Jurgen Voorneveld

**Name of the Vulnerable Software and Affected Versions** PHP Address Book version 8.2.5 **Description** The issue allows remote attackers to execute arbitrary SQL commands. This can be achieved via various parameters to different PHP files, including the `id` parameter to "/addressbook/register/delete user.php", "/addressbook/register/edit user.php", or "/addressbook/register/edit user save.php"; the `email` parameter to "/addressbook/register/edit user save.php", "/addressbook/register/reset password.php", "/addressbook/register/reset password save.php", or "/addressbook/register/user add save.php"; the `username` parameter to "/addressbook/register/checklogin.php" or "/addressbook/register/reset password save.php"; the `lastname`, `firstname`, `phone`, `permissions`, or `notes` parameter to "/addressbook/register/edit user save.php"; the `q` parameter to "/addressbook/register/admin index.php"; the `site` parameter to "/addressbook/register/linktick.php"; the `password` parameter to "/addressbook/register/reset password.php"; the `password hint` parameter to "/addressbook/register/reset password save.php"; the `var` parameter to "/addressbook/register/traffic.php"; or a `BasicLogin` cookie to "/addressbook/register/router.php". **Recommendations** For PHP Address Book version 8.2.5, consider disabling the vulnerable parameters and API endpoints until a patch is available.

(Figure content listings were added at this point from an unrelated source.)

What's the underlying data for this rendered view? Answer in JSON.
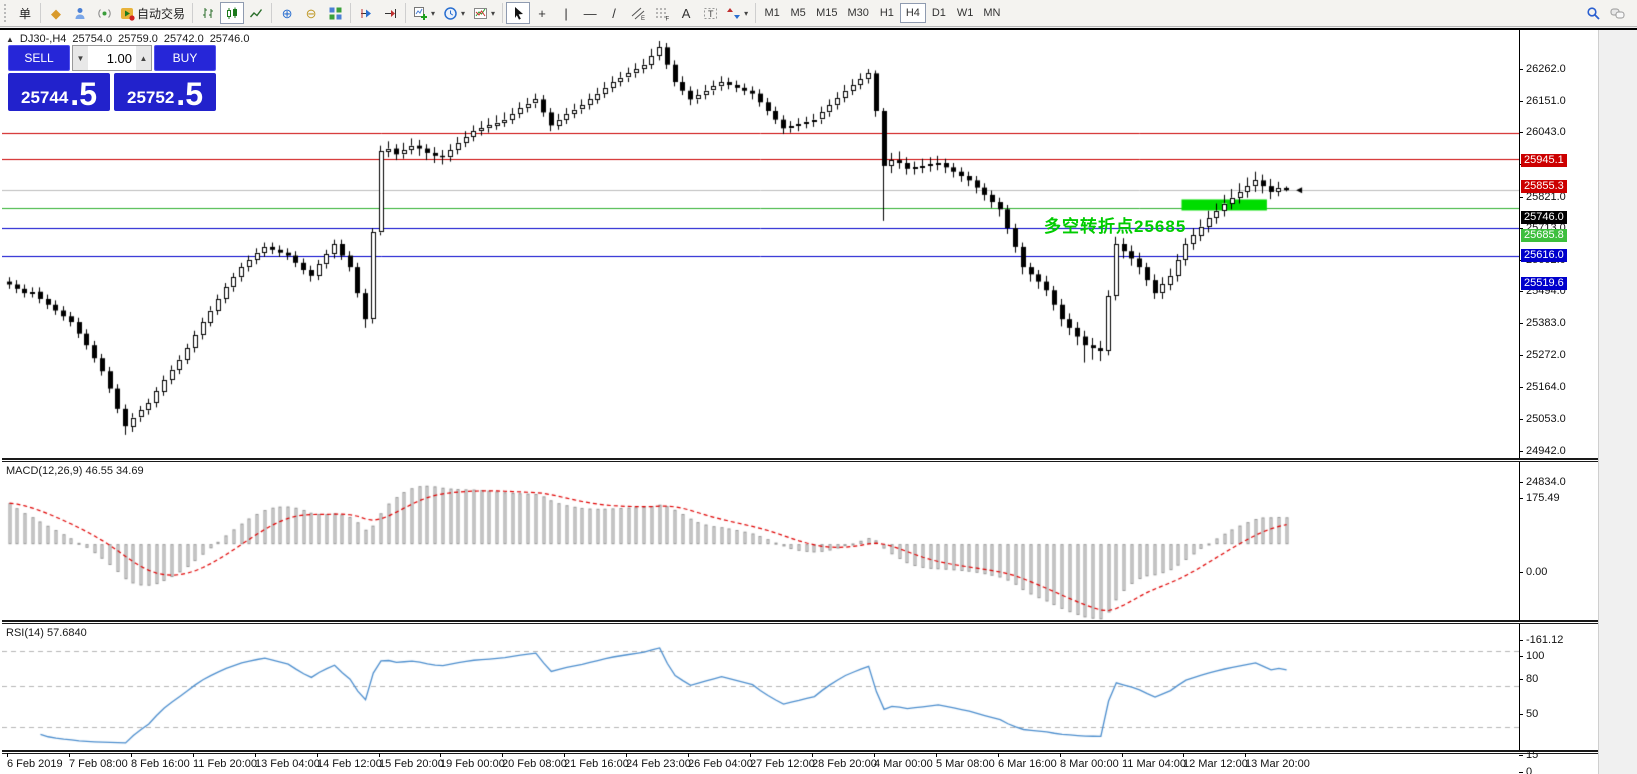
{
  "toolbar": {
    "groups": [
      {
        "items": [
          {
            "name": "new-order-button",
            "label": "单"
          }
        ]
      },
      {
        "items": [
          {
            "name": "history-center-icon",
            "glyph": "◆",
            "color": "#d99a2b"
          },
          {
            "name": "metaeditor-icon",
            "svg": "person"
          },
          {
            "name": "signals-icon",
            "svg": "signal"
          },
          {
            "name": "autotrading-button",
            "svg": "play",
            "label": "自动交易"
          }
        ]
      },
      {
        "items": [
          {
            "name": "bar-chart-icon",
            "svg": "bars"
          },
          {
            "name": "candlestick-chart-icon",
            "svg": "candles",
            "selected": true
          },
          {
            "name": "line-chart-icon",
            "svg": "linechart"
          }
        ]
      },
      {
        "items": [
          {
            "name": "zoom-in-icon",
            "glyph": "⊕",
            "color": "#2a6fd0"
          },
          {
            "name": "zoom-out-icon",
            "glyph": "⊖",
            "color": "#c09a2a"
          },
          {
            "name": "tile-windows-icon",
            "svg": "tile"
          }
        ]
      },
      {
        "items": [
          {
            "name": "chart-shift-icon",
            "svg": "shift"
          },
          {
            "name": "auto-scroll-icon",
            "svg": "shiftend"
          }
        ]
      },
      {
        "items": [
          {
            "name": "new-chart-button",
            "svg": "newchart",
            "dropdown": true
          },
          {
            "name": "profiles-button",
            "svg": "clock",
            "dropdown": true
          },
          {
            "name": "indicators-button",
            "svg": "indic",
            "dropdown": true
          }
        ]
      },
      {
        "items": [
          {
            "name": "cursor-tool",
            "svg": "cursor",
            "selected": true
          },
          {
            "name": "crosshair-tool",
            "glyph": "+"
          },
          {
            "name": "vline-tool",
            "glyph": "|"
          },
          {
            "name": "hline-tool",
            "glyph": "—"
          },
          {
            "name": "trendline-tool",
            "glyph": "/"
          },
          {
            "name": "channel-tool",
            "svg": "channel"
          },
          {
            "name": "fibo-tool",
            "svg": "fibo"
          },
          {
            "name": "text-tool",
            "glyph": "A"
          },
          {
            "name": "label-tool",
            "svg": "label"
          },
          {
            "name": "arrows-tool",
            "svg": "arrows",
            "dropdown": true
          }
        ]
      }
    ],
    "right_items": [
      {
        "name": "search-icon",
        "svg": "search"
      },
      {
        "name": "chat-icon",
        "svg": "chat"
      }
    ]
  },
  "timeframes": {
    "options": [
      "M1",
      "M5",
      "M15",
      "M30",
      "H1",
      "H4",
      "D1",
      "W1",
      "MN"
    ],
    "selected": "H4"
  },
  "chart": {
    "collapse_arrow": "▲",
    "symbol_period": "DJ30-,H4",
    "open": "25754.0",
    "high": "25759.0",
    "low": "25742.0",
    "close": "25746.0"
  },
  "trade_panel": {
    "sell_label": "SELL",
    "buy_label": "BUY",
    "volume": "1.00",
    "bid_main": "25744",
    "bid_frac": ".5",
    "ask_main": "25752",
    "ask_frac": ".5",
    "panel_color": "#2222cc"
  },
  "annotation": {
    "text": "多空转折点25685",
    "color": "#00cc00"
  },
  "price_axis": {
    "ticks": [
      "26262.0",
      "26151.0",
      "26043.0",
      "25932.0",
      "25821.0",
      "25713.0",
      "25602.0",
      "25494.0",
      "25383.0",
      "25272.0",
      "25164.0",
      "25053.0",
      "24942.0",
      "24834.0"
    ],
    "badges": [
      {
        "text": "25945.1",
        "price": 25945.1,
        "color": "#cc0000"
      },
      {
        "text": "25855.3",
        "price": 25855.3,
        "color": "#cc0000"
      },
      {
        "text": "25746.0",
        "price": 25746.0,
        "color": "#000000"
      },
      {
        "text": "25685.8",
        "price": 25685.8,
        "color": "#3dbf3d"
      },
      {
        "text": "25616.0",
        "price": 25616.0,
        "color": "#0000cc"
      },
      {
        "text": "25519.6",
        "price": 25519.6,
        "color": "#0000cc"
      }
    ]
  },
  "macd_panel": {
    "label": "MACD(12,26,9) 46.55 34.69",
    "axis": {
      "max": "175.49",
      "zero": "0.00",
      "min": "-161.12"
    },
    "signal_color": "#e00000",
    "hist_fill": "#ededed",
    "hist_stroke": "#9a9a9a"
  },
  "rsi_panel": {
    "label": "RSI(14) 57.6840",
    "axis": [
      "100",
      "80",
      "50",
      "15",
      "0"
    ],
    "levels": [
      80,
      50,
      15
    ],
    "line_color": "#4c8ece"
  },
  "chart_data": {
    "type": "candlestick",
    "symbol": "DJ30-",
    "period": "H4",
    "price_range": [
      24820,
      26300
    ],
    "hlines": [
      {
        "price": 25945.1,
        "color": "#cc0000"
      },
      {
        "price": 25855.3,
        "color": "#cc0000"
      },
      {
        "price": 25746.0,
        "color": "#bdbdbd",
        "role": "last-price"
      },
      {
        "price": 25685.8,
        "color": "#2eaf2e"
      },
      {
        "price": 25616.0,
        "color": "#0000cc"
      },
      {
        "price": 25519.6,
        "color": "#0000cc"
      }
    ],
    "highlight_rect": {
      "from_index": 152,
      "to_index": 162,
      "price_top": 25714,
      "price_bottom": 25676,
      "color": "#00dd00"
    },
    "x_labels": [
      "6 Feb 2019",
      "7 Feb 08:00",
      "8 Feb 16:00",
      "11 Feb 20:00",
      "13 Feb 04:00",
      "14 Feb 12:00",
      "15 Feb 20:00",
      "19 Feb 00:00",
      "20 Feb 08:00",
      "21 Feb 16:00",
      "24 Feb 23:00",
      "26 Feb 04:00",
      "27 Feb 12:00",
      "28 Feb 20:00",
      "4 Mar 00:00",
      "5 Mar 08:00",
      "6 Mar 16:00",
      "8 Mar 00:00",
      "11 Mar 04:00",
      "12 Mar 12:00",
      "13 Mar 20:00"
    ],
    "bars_per_label": 8,
    "candles": [
      [
        25430,
        25445,
        25405,
        25420
      ],
      [
        25420,
        25435,
        25390,
        25405
      ],
      [
        25405,
        25420,
        25375,
        25390
      ],
      [
        25390,
        25410,
        25375,
        25395
      ],
      [
        25395,
        25410,
        25355,
        25370
      ],
      [
        25370,
        25385,
        25335,
        25350
      ],
      [
        25350,
        25365,
        25315,
        25330
      ],
      [
        25330,
        25345,
        25295,
        25310
      ],
      [
        25310,
        25325,
        25275,
        25290
      ],
      [
        25290,
        25305,
        25235,
        25250
      ],
      [
        25250,
        25265,
        25195,
        25210
      ],
      [
        25210,
        25225,
        25150,
        25165
      ],
      [
        25165,
        25180,
        25105,
        25120
      ],
      [
        25120,
        25135,
        25045,
        25060
      ],
      [
        25060,
        25075,
        24975,
        24990
      ],
      [
        24990,
        25005,
        24900,
        24930
      ],
      [
        24930,
        24975,
        24910,
        24960
      ],
      [
        24960,
        25000,
        24945,
        24985
      ],
      [
        24985,
        25025,
        24970,
        25010
      ],
      [
        25010,
        25065,
        24995,
        25050
      ],
      [
        25050,
        25105,
        25035,
        25090
      ],
      [
        25090,
        25140,
        25075,
        25125
      ],
      [
        25125,
        25175,
        25110,
        25160
      ],
      [
        25160,
        25215,
        25145,
        25200
      ],
      [
        25200,
        25260,
        25185,
        25245
      ],
      [
        25245,
        25305,
        25230,
        25290
      ],
      [
        25290,
        25345,
        25275,
        25330
      ],
      [
        25330,
        25385,
        25315,
        25370
      ],
      [
        25370,
        25425,
        25355,
        25410
      ],
      [
        25410,
        25460,
        25395,
        25445
      ],
      [
        25445,
        25495,
        25430,
        25480
      ],
      [
        25480,
        25520,
        25465,
        25505
      ],
      [
        25505,
        25545,
        25490,
        25530
      ],
      [
        25530,
        25565,
        25515,
        25550
      ],
      [
        25550,
        25565,
        25525,
        25540
      ],
      [
        25540,
        25555,
        25515,
        25530
      ],
      [
        25530,
        25545,
        25505,
        25520
      ],
      [
        25520,
        25535,
        25480,
        25495
      ],
      [
        25495,
        25510,
        25455,
        25470
      ],
      [
        25470,
        25485,
        25430,
        25450
      ],
      [
        25450,
        25505,
        25435,
        25490
      ],
      [
        25490,
        25540,
        25475,
        25525
      ],
      [
        25525,
        25575,
        25510,
        25560
      ],
      [
        25560,
        25575,
        25505,
        25520
      ],
      [
        25520,
        25535,
        25465,
        25480
      ],
      [
        25480,
        25495,
        25375,
        25390
      ],
      [
        25390,
        25405,
        25270,
        25300
      ],
      [
        25300,
        25615,
        25285,
        25600
      ],
      [
        25600,
        25900,
        25590,
        25880
      ],
      [
        25880,
        25915,
        25860,
        25890
      ],
      [
        25890,
        25905,
        25850,
        25870
      ],
      [
        25870,
        25910,
        25855,
        25885
      ],
      [
        25885,
        25925,
        25870,
        25900
      ],
      [
        25900,
        25920,
        25865,
        25890
      ],
      [
        25890,
        25905,
        25850,
        25875
      ],
      [
        25875,
        25895,
        25840,
        25865
      ],
      [
        25865,
        25885,
        25835,
        25860
      ],
      [
        25860,
        25905,
        25845,
        25885
      ],
      [
        25885,
        25930,
        25870,
        25910
      ],
      [
        25910,
        25950,
        25895,
        25930
      ],
      [
        25930,
        25970,
        25915,
        25950
      ],
      [
        25950,
        25985,
        25935,
        25960
      ],
      [
        25960,
        25995,
        25945,
        25970
      ],
      [
        25970,
        26005,
        25955,
        25980
      ],
      [
        25980,
        26015,
        25965,
        25990
      ],
      [
        25990,
        26030,
        25975,
        26010
      ],
      [
        26010,
        26050,
        25995,
        26030
      ],
      [
        26030,
        26065,
        26015,
        26045
      ],
      [
        26045,
        26080,
        26030,
        26060
      ],
      [
        26060,
        26075,
        26000,
        26015
      ],
      [
        26015,
        26030,
        25950,
        25970
      ],
      [
        25970,
        26010,
        25955,
        25990
      ],
      [
        25990,
        26030,
        25975,
        26010
      ],
      [
        26010,
        26045,
        25995,
        26025
      ],
      [
        26025,
        26060,
        26010,
        26040
      ],
      [
        26040,
        26080,
        26025,
        26060
      ],
      [
        26060,
        26100,
        26045,
        26080
      ],
      [
        26080,
        26120,
        26065,
        26100
      ],
      [
        26100,
        26140,
        26085,
        26120
      ],
      [
        26120,
        26155,
        26105,
        26135
      ],
      [
        26135,
        26170,
        26120,
        26150
      ],
      [
        26150,
        26185,
        26135,
        26165
      ],
      [
        26165,
        26200,
        26150,
        26180
      ],
      [
        26180,
        26235,
        26165,
        26210
      ],
      [
        26210,
        26262,
        26195,
        26240
      ],
      [
        26240,
        26255,
        26165,
        26180
      ],
      [
        26180,
        26195,
        26105,
        26120
      ],
      [
        26120,
        26140,
        26075,
        26090
      ],
      [
        26090,
        26105,
        26040,
        26060
      ],
      [
        26060,
        26095,
        26045,
        26075
      ],
      [
        26075,
        26110,
        26060,
        26090
      ],
      [
        26090,
        26125,
        26075,
        26105
      ],
      [
        26105,
        26140,
        26090,
        26120
      ],
      [
        26120,
        26135,
        26095,
        26110
      ],
      [
        26110,
        26125,
        26085,
        26100
      ],
      [
        26100,
        26115,
        26075,
        26090
      ],
      [
        26090,
        26105,
        26060,
        26080
      ],
      [
        26080,
        26095,
        26035,
        26050
      ],
      [
        26050,
        26065,
        26005,
        26020
      ],
      [
        26020,
        26035,
        25975,
        25990
      ],
      [
        25990,
        26005,
        25940,
        25960
      ],
      [
        25960,
        25985,
        25945,
        25968
      ],
      [
        25968,
        25995,
        25950,
        25975
      ],
      [
        25975,
        26000,
        25960,
        25983
      ],
      [
        25983,
        26010,
        25965,
        25990
      ],
      [
        25990,
        26035,
        25975,
        26015
      ],
      [
        26015,
        26060,
        26000,
        26040
      ],
      [
        26040,
        26085,
        26025,
        26065
      ],
      [
        26065,
        26110,
        26050,
        26090
      ],
      [
        26090,
        26130,
        26075,
        26110
      ],
      [
        26110,
        26150,
        26095,
        26130
      ],
      [
        26130,
        26165,
        26115,
        26150
      ],
      [
        26150,
        26160,
        26000,
        26020
      ],
      [
        26020,
        26030,
        25640,
        25830
      ],
      [
        25830,
        25875,
        25805,
        25850
      ],
      [
        25850,
        25880,
        25820,
        25840
      ],
      [
        25840,
        25860,
        25800,
        25820
      ],
      [
        25820,
        25845,
        25800,
        25825
      ],
      [
        25825,
        25855,
        25805,
        25830
      ],
      [
        25830,
        25860,
        25810,
        25835
      ],
      [
        25835,
        25865,
        25815,
        25840
      ],
      [
        25840,
        25855,
        25805,
        25825
      ],
      [
        25825,
        25840,
        25790,
        25810
      ],
      [
        25810,
        25825,
        25775,
        25795
      ],
      [
        25795,
        25810,
        25760,
        25780
      ],
      [
        25780,
        25795,
        25735,
        25755
      ],
      [
        25755,
        25770,
        25710,
        25730
      ],
      [
        25730,
        25745,
        25685,
        25705
      ],
      [
        25705,
        25720,
        25655,
        25680
      ],
      [
        25680,
        25695,
        25595,
        25615
      ],
      [
        25615,
        25630,
        25530,
        25550
      ],
      [
        25550,
        25565,
        25455,
        25480
      ],
      [
        25480,
        25495,
        25430,
        25455
      ],
      [
        25455,
        25470,
        25405,
        25430
      ],
      [
        25430,
        25450,
        25380,
        25400
      ],
      [
        25400,
        25415,
        25330,
        25350
      ],
      [
        25350,
        25370,
        25275,
        25300
      ],
      [
        25300,
        25320,
        25245,
        25270
      ],
      [
        25270,
        25290,
        25210,
        25240
      ],
      [
        25240,
        25260,
        25150,
        25210
      ],
      [
        25210,
        25235,
        25160,
        25200
      ],
      [
        25200,
        25225,
        25155,
        25190
      ],
      [
        25190,
        25400,
        25175,
        25380
      ],
      [
        25380,
        25585,
        25365,
        25560
      ],
      [
        25560,
        25580,
        25510,
        25535
      ],
      [
        25535,
        25555,
        25485,
        25510
      ],
      [
        25510,
        25530,
        25455,
        25480
      ],
      [
        25480,
        25495,
        25415,
        25435
      ],
      [
        25435,
        25455,
        25370,
        25390
      ],
      [
        25390,
        25445,
        25370,
        25420
      ],
      [
        25420,
        25475,
        25400,
        25450
      ],
      [
        25450,
        25525,
        25430,
        25505
      ],
      [
        25505,
        25580,
        25485,
        25560
      ],
      [
        25560,
        25615,
        25540,
        25590
      ],
      [
        25590,
        25645,
        25570,
        25620
      ],
      [
        25620,
        25675,
        25600,
        25650
      ],
      [
        25650,
        25700,
        25630,
        25675
      ],
      [
        25675,
        25730,
        25655,
        25700
      ],
      [
        25700,
        25750,
        25680,
        25720
      ],
      [
        25720,
        25770,
        25700,
        25740
      ],
      [
        25740,
        25790,
        25720,
        25760
      ],
      [
        25760,
        25810,
        25740,
        25780
      ],
      [
        25780,
        25800,
        25735,
        25760
      ],
      [
        25760,
        25785,
        25715,
        25740
      ],
      [
        25740,
        25775,
        25725,
        25754
      ],
      [
        25754,
        25759,
        25742,
        25746
      ]
    ],
    "macd": {
      "params": [
        12,
        26,
        9
      ],
      "value_main": 46.55,
      "value_signal": 34.69,
      "axis_max": 175.49,
      "axis_min": -161.12
    },
    "rsi": {
      "period": 14,
      "value": 57.684,
      "levels": [
        80,
        50,
        15
      ]
    }
  }
}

Restrict access to the affected PHP files to minimize the risk of exploitation. Avoid using the specified parameters in the affected API endpoints until the issue is resolved. As a temporary workaround, consider implementing input validation and sanitization for the `id`, `email`, `username`, `lastname`, `firstname`, `phone`, `permissions`, `notes`, `q`, `site`, `password`, `password hint`, and `var` parameters, as well as for the `BasicLogin` cookie.